Interactive session, Monday April 17
- First hour: Guest lecture from Elliptic Labs where they will explain and demonstrate "Classification of Sensor data using Neural Networks"
- Second hour: Review of Deep learning plus newer developments including ChatGPT
Weekly lecture:
- There were some mistakes with the indices on the slides no 24 and 27 in the second video. They are correct in the pdf slides.
- May 12: I spotted another typo in slides no 24 and 27. At one place it was written w_{m} instead of w_{j, m}. This is now corrected and the link is to the corrected version.
- Because we have rescheduled this semester, the internal numbering of the slides and videos show week 10.
Slides
Video Recordings:
- The deep learning revolution
- Deep feed-forward neural networks
- Convolutional neural networks and image processing
- Recurrent neural networks and language processing
Recommended readings:
There are no mandatory readings this week.
For the Deep-learning revolution, there are several popular introductions. The Great AI Awakening, from NY Times, Dec 2016, is an interesting report from the time when the media started to recognize the revolution. For they who want to dig deeper into the revolution, we recommend the recent book by Melanie Mitchell, Artificial Intelligence, 2019.

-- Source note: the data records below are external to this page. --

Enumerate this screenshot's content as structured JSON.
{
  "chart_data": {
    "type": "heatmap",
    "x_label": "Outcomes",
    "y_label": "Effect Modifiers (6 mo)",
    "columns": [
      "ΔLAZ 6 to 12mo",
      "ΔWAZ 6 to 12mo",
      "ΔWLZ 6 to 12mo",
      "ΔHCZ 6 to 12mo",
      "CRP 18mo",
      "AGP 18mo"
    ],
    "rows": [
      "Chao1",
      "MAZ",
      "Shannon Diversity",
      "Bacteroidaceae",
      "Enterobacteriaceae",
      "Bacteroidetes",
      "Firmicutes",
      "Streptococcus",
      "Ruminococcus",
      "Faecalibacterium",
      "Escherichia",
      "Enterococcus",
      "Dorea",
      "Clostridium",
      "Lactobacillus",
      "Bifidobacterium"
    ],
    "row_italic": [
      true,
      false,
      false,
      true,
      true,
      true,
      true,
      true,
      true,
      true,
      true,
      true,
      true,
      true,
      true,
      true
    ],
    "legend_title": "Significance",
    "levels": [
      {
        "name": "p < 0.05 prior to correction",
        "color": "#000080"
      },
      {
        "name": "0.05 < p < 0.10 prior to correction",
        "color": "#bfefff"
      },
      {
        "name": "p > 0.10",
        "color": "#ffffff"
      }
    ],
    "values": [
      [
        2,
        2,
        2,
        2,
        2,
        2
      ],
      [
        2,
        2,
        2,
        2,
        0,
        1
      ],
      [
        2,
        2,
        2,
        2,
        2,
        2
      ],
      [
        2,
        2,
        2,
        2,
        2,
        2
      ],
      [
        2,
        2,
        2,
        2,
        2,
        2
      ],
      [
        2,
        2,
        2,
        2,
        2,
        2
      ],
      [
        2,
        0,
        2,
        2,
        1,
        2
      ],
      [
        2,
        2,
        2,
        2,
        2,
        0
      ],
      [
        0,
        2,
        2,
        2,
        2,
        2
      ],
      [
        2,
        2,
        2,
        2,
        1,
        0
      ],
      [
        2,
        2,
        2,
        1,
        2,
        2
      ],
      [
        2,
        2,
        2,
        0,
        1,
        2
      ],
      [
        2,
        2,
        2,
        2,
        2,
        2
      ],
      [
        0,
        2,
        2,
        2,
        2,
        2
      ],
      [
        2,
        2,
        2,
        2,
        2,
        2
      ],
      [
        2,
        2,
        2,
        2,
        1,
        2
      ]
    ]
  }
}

If you are interested in knowing more about CNNs, this page from the Stanford course CS231n, is highly recommended. We have had problems finding presentations of RNNs which go beyond the slides without being highly technical.
If you are ready for practical experience with deep learning, you may start with Paolo Perrotta, Programming Machine Learning (in O'Reilly library), Ch. 16 ff. which uses Tensorflow and Keras. If you are ready for go one step further, you may proceed with Hands-on Machine Learning with Scikit-Learn, Keras, and TensorFlow, (2. ed.) by Aurelien Geron.